Antrenmanı izleyen soylular aralarındaki farkın çok fazla olduğunu fark etti. Farklılık yüzünden gururları incindiği için miydi? Diğerlerinin sanki savaş alanındaymış gibi antrenman yapmasını izlerken, “Neden hepsi bu işi abartıyorlar?” diye şikayet ettiler.
“Sağ. Bu kadar adanmış olmaları Batı Cephesi bile değil. Savaştan uzak olan Güney Cephesi. Ancak görünen o ki adamlarımız onlar yüzünden acı çekiyor.”
“Eh, sığ doğanlar böyle şeyler yapar. Eğer böyle davranmazlarsa Dmitry ailesi nasıl tanınacak?”
“Sağ. Hahaha!”
Açıkça Roman'la alay ettiler. Güney Cephesi'nin soyluların iki yıl tatil geçirebilecekleri bir yer olduğu biliniyordu. Daha ziyade Batı Cephesi olsaydı anlaşılır olurdu. Orada insanlar bu tür şeyleri yaptıkları için ödül bile alıyordu ama Güney Cephesi öyle değildi.
Güneşin altında kalan Roman'ın parlak kırmızı bir yüzü vardı.
Onun askerlerle bu kadar sıkı antrenman yaptığını gören soylular onun aptal olduğunu düşündüler.
Yine de ağaçların gölgesi altındaki soylular arasında onunla alay etmek yerine endişeli görünen bir soylu vardı. O asil Henry Albert'tı.
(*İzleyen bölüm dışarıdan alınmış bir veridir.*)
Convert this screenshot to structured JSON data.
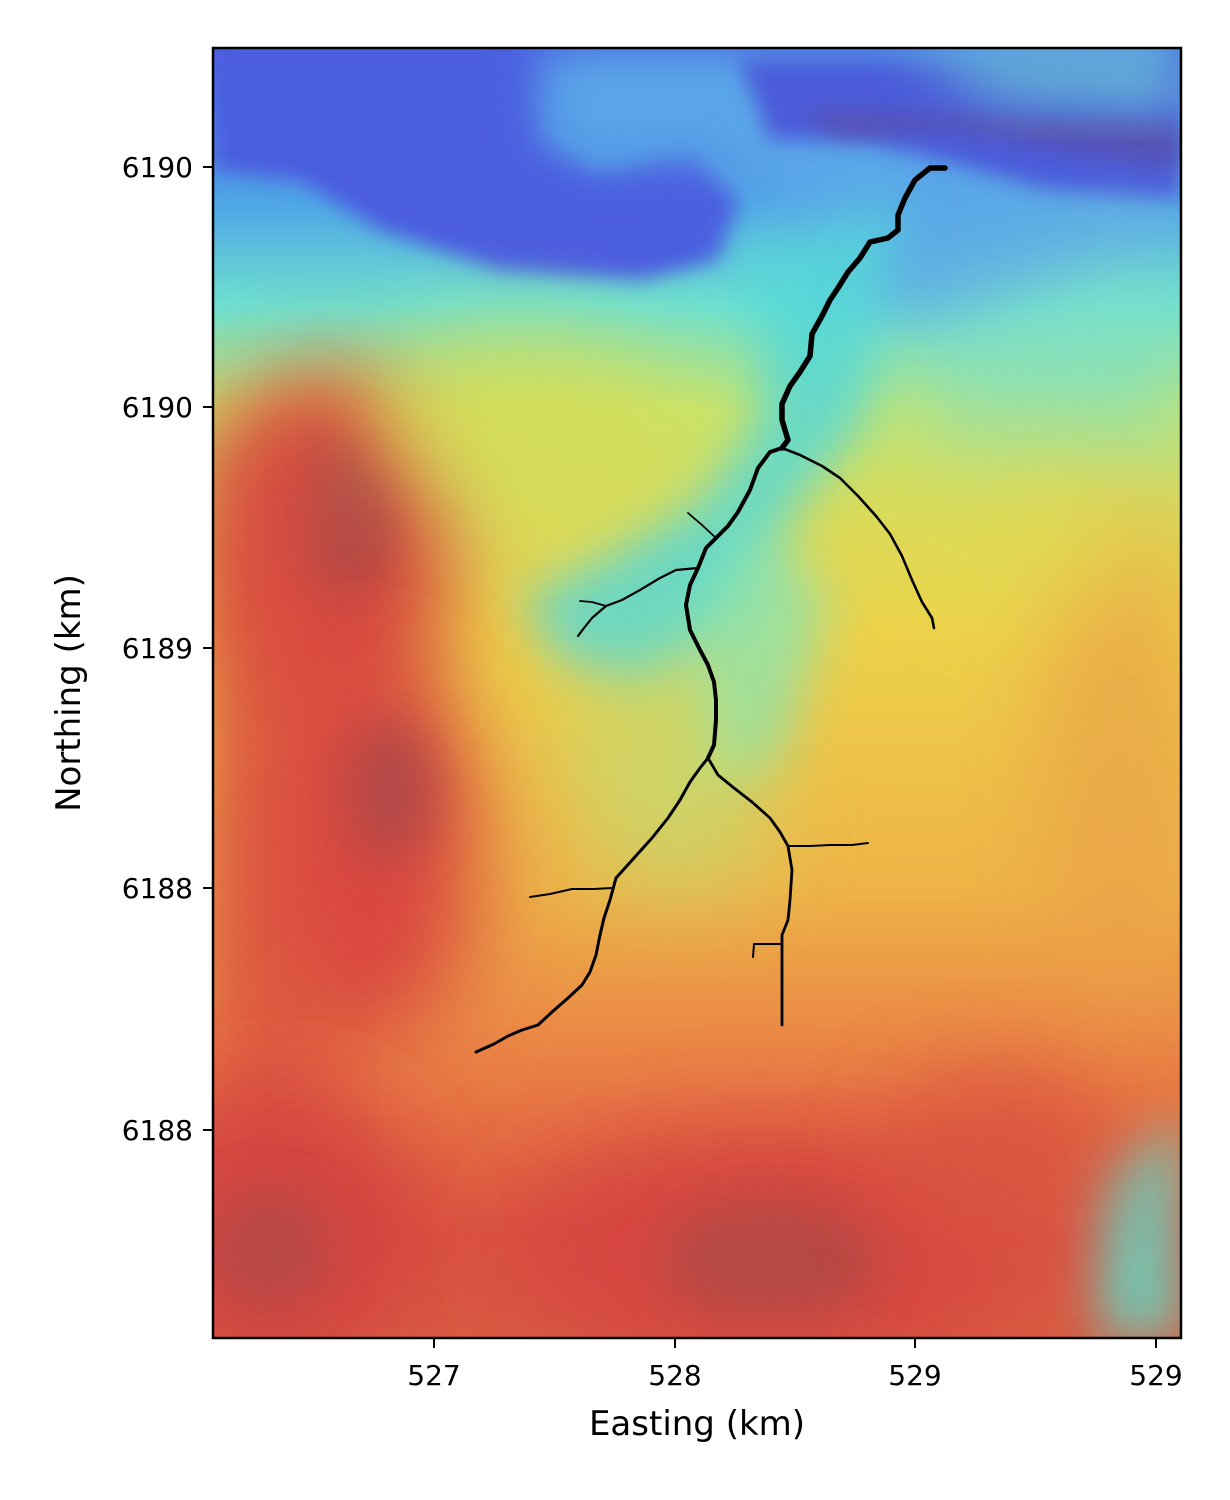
{
  "map": {
    "type": "elevation-hillshade-map",
    "colormap": "jet",
    "xlabel": "Easting (km)",
    "ylabel": "Northing (km)",
    "x_ticks": [
      "527",
      "528",
      "529",
      "529"
    ],
    "y_ticks": [
      "6190",
      "6190",
      "6189",
      "6188",
      "6188"
    ],
    "feature": "stream-network",
    "colors": {
      "low": "#3f52e0",
      "mid": "#e5e04a",
      "high": "#d44a3c",
      "peak": "#b84840",
      "stream": "#000000"
    }
  }
}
'...Onun gibi birinin kalbini nasıl kazanabilirim ki?'
Doğru, şu anki durum onun için oldukça tuhaftı. Diğer soylular gibi o da zevkle ilgileniyor olsaydı, Henry de bir sohbet başlatabilirdi ama Roman yalnızca terliyor ve çok çalışıyordu. Henry'nin düşünceleri ilk günkü düşüncelerine göre değişmişti. Aslında amcasının emri olmasaydı kendisi bile onunla dalga geçiyor olurdu. Ancak yine de yapamadı. Roman gibi biriyle aynı birime atanacağını düşündüğünde başı ağrımaya başladı.
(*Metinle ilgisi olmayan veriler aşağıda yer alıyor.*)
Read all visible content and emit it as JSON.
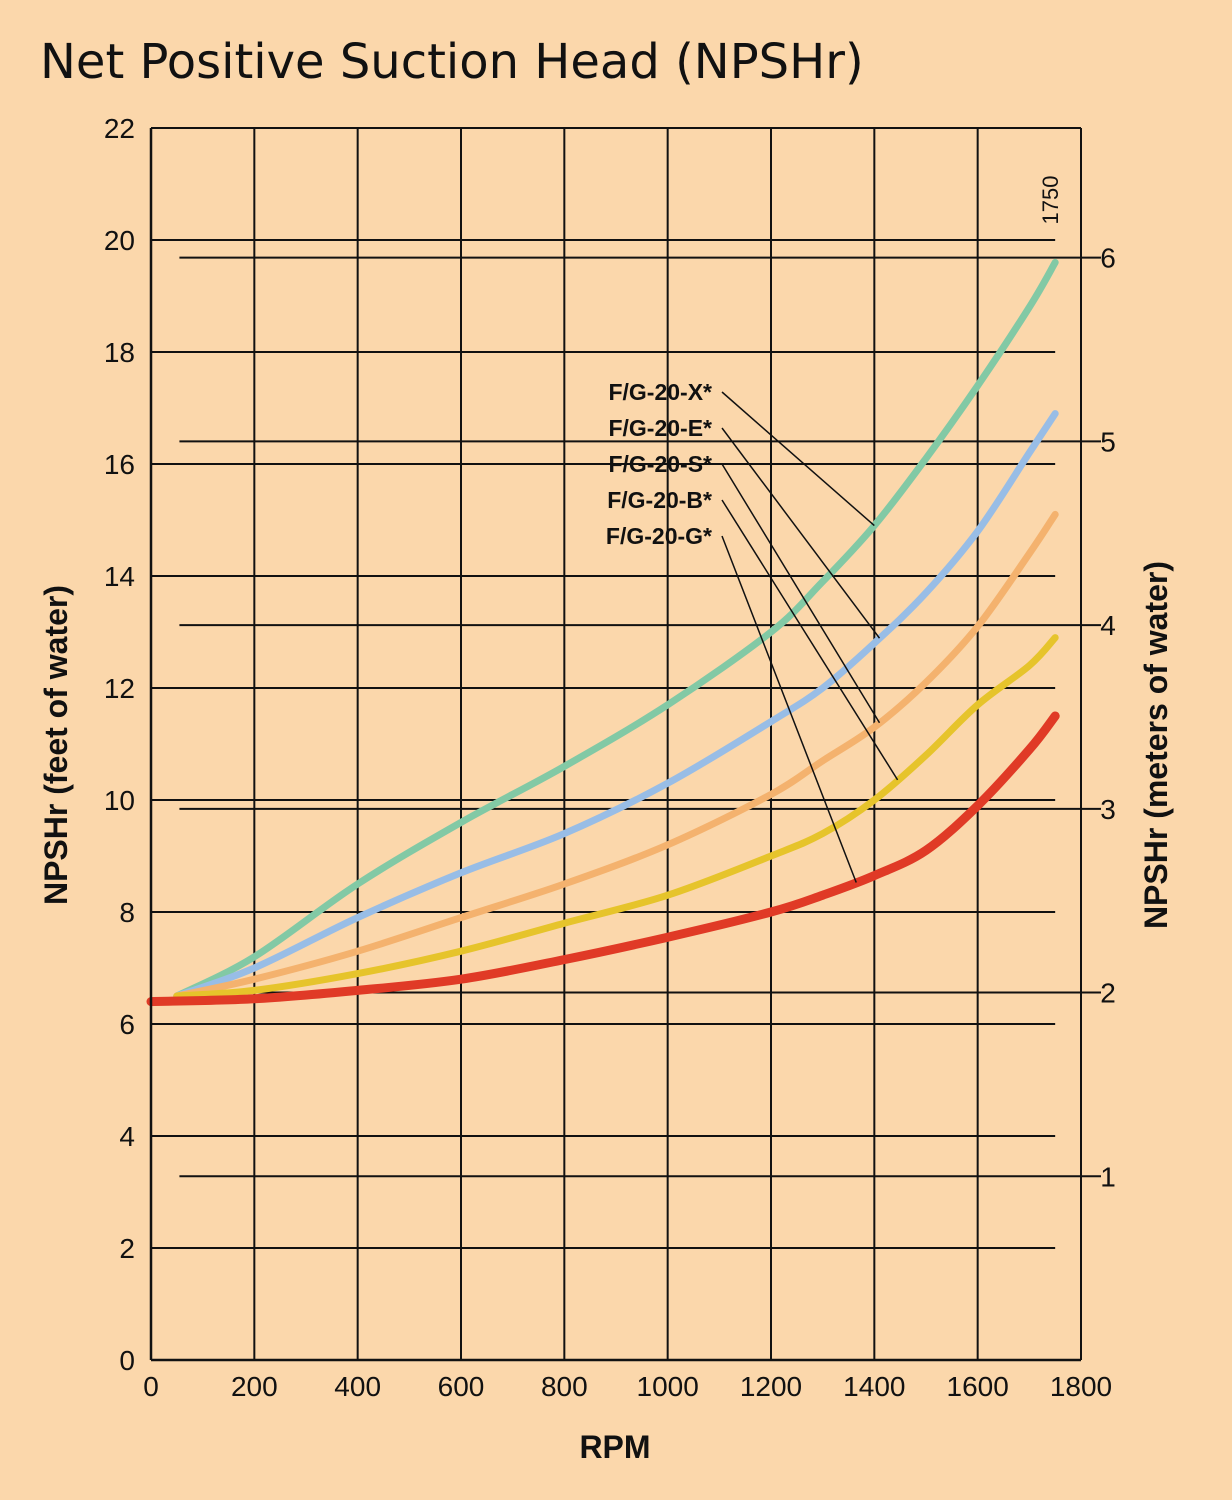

'Hayır, hiç bu kadar hassas mıydım? Güney Eğitim Merkezine geldiyse başkalarıyla konuşmak ve arkadaşlıklar kurmak için gelmeliydi. Sonuçta sıradan insanlar nasıl rahatlayacaklarını ve rahatlayacaklarını bilmiyorlar, değil mi? Şimdi bilmiyorum. Sanırım sonunda her şey yoluna girecek.'
Bugün güneş oldukça sıcak olduğundan ağaçların gölgesine uzandı. Kendilerini neşelendirmeye çalışan askerlerin bağırışlarını duyabiliyordu ve gölgenin serinliğine uzandı.
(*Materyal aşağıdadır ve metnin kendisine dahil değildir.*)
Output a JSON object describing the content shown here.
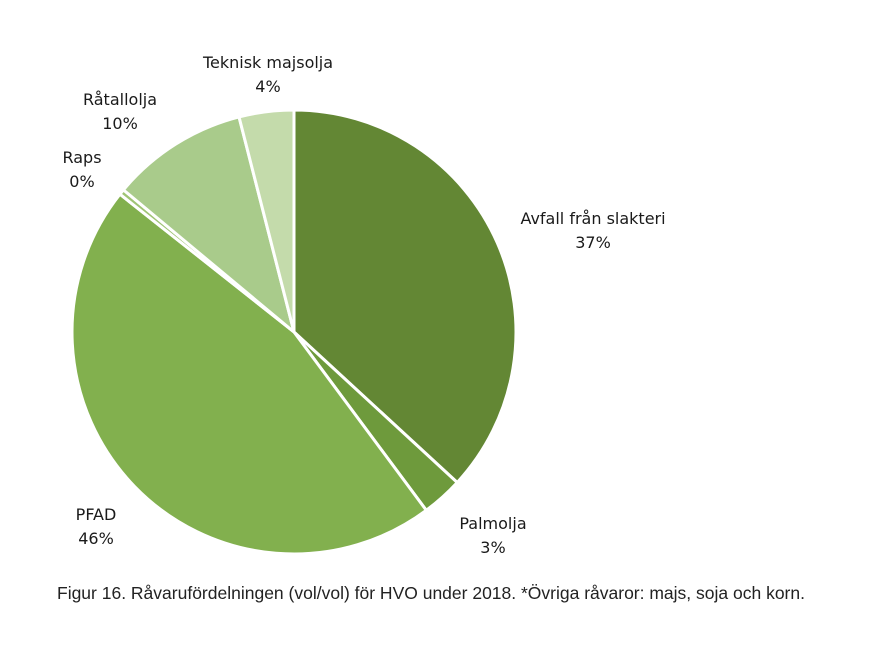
{
  "chart_data": {
    "type": "pie",
    "start_angle_deg": 0,
    "direction": "clockwise",
    "legend": "none",
    "slices": [
      {
        "name": "Avfall från slakteri",
        "value": 37,
        "label": "37%",
        "color": "#638734"
      },
      {
        "name": "Palmolja",
        "value": 3,
        "label": "3%",
        "color": "#6e9a3c"
      },
      {
        "name": "PFAD",
        "value": 46,
        "label": "46%",
        "color": "#82b04e"
      },
      {
        "name": "Raps",
        "value": 0.4,
        "label": "0%",
        "color": "#9fc475"
      },
      {
        "name": "Råtallolja",
        "value": 10,
        "label": "10%",
        "color": "#a9cb8b"
      },
      {
        "name": "Teknisk majsolja",
        "value": 4,
        "label": "4%",
        "color": "#c4dbab"
      }
    ]
  },
  "caption": "Figur 16. Råvarufördelningen (vol/vol) för HVO under 2018. *Övriga råvaror: majs, soja och korn."
}
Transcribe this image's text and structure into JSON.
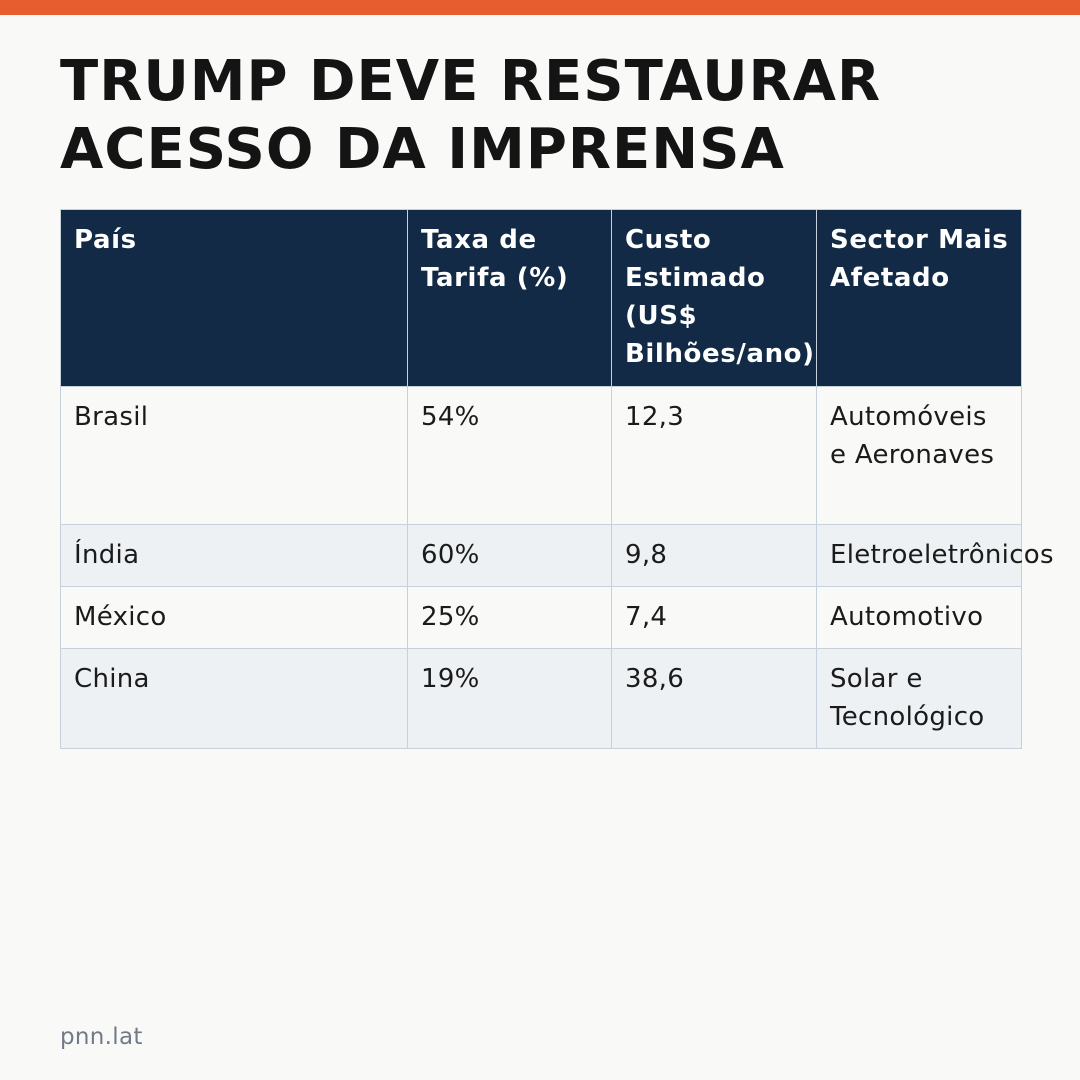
{
  "accent_color": "#e85d30",
  "header_color": "#122a45",
  "title": {
    "line1": "TRUMP DEVE RESTAURAR",
    "line2": "ACESSO DA IMPRENSA"
  },
  "table": {
    "headers": [
      "País",
      "Taxa de Tarifa (%)",
      "Custo Estimado (US$ Bilhões/ano)",
      "Sector Mais Afetado"
    ],
    "rows": [
      [
        "Brasil",
        "54%",
        "12,3",
        "Automóveis e Aeronaves"
      ],
      [
        "Índia",
        "60%",
        "9,8",
        "Eletroeletrônicos"
      ],
      [
        "México",
        "25%",
        "7,4",
        "Automotivo"
      ],
      [
        "China",
        "19%",
        "38,6",
        "Solar e Tecnológico"
      ]
    ]
  },
  "footer": {
    "source": "pnn.lat"
  }
}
İyi bir gece uykusundan sonra belki bu sıkıcı eğitimin sona ereceğini düşündü.
O dönemde Güney Cephesi savunmasının ön saflarında Kahire askerleri sınırı izliyordu.
“Ah, yoruldum.”
“Neden?”
“Bunu sorma bile. 2. Takımla kağıt oynamakla meşgul olduğum için sadece 2 saat uyudum.”
Askerin oldukça yorgun bir yüzü vardı. Sınıra bile bakmadı. Kale duvarının altında kimse olup olmadığını görmek için yavaşça kontrol etti ve ardından belinden sarkan bir su şişesini çıkarıp kapağını açtı.
Kokla.
Alkol kokusu burnunun ucunu rahatsız etti. Yanındaki asker şaşkına dönmüştü.
“Alkol mü getirdin?”
“Getirmiş olmamın bir önemi var mı? Bu kadar katı olmaktan vazgeçmeliyiz. Zaten kimsenin gelmeyeceği bir yerde içki içmemizin bir önemi var mı? Daha doğrusu bu, iş verimliliği açısından iyidir. Uykuluyken çalışmaktansa biraz içki içip kalkmak daha iyidir.”
“Ancak...”
“İçmek istemiyorsan söyle. Eğer istemiyorsan tek başıma içeceğim.”
Yudum.
Onu içti. Boğazından aşağıya uyarıcı bir his indi. ve diğer askeri böyle görünce diğeri dayanamadı.
“Sadece bir yudum.”
“Sonra burada.”
Güney Cephesinde bu yaygın bir manzaraydı. Uzun süren barış, bir rahatlık duygusunu doğurmuştu. Hizmet ettikleri yıllarda henüz büyük bir sorun yaşanmadığından daha da memnun oldular.
Ama onlar bunu görmediler. İçki içerken sınırdaki yemyeşil bitki örtüsündeki sarsıntı dikkatlerden kaçmıştı.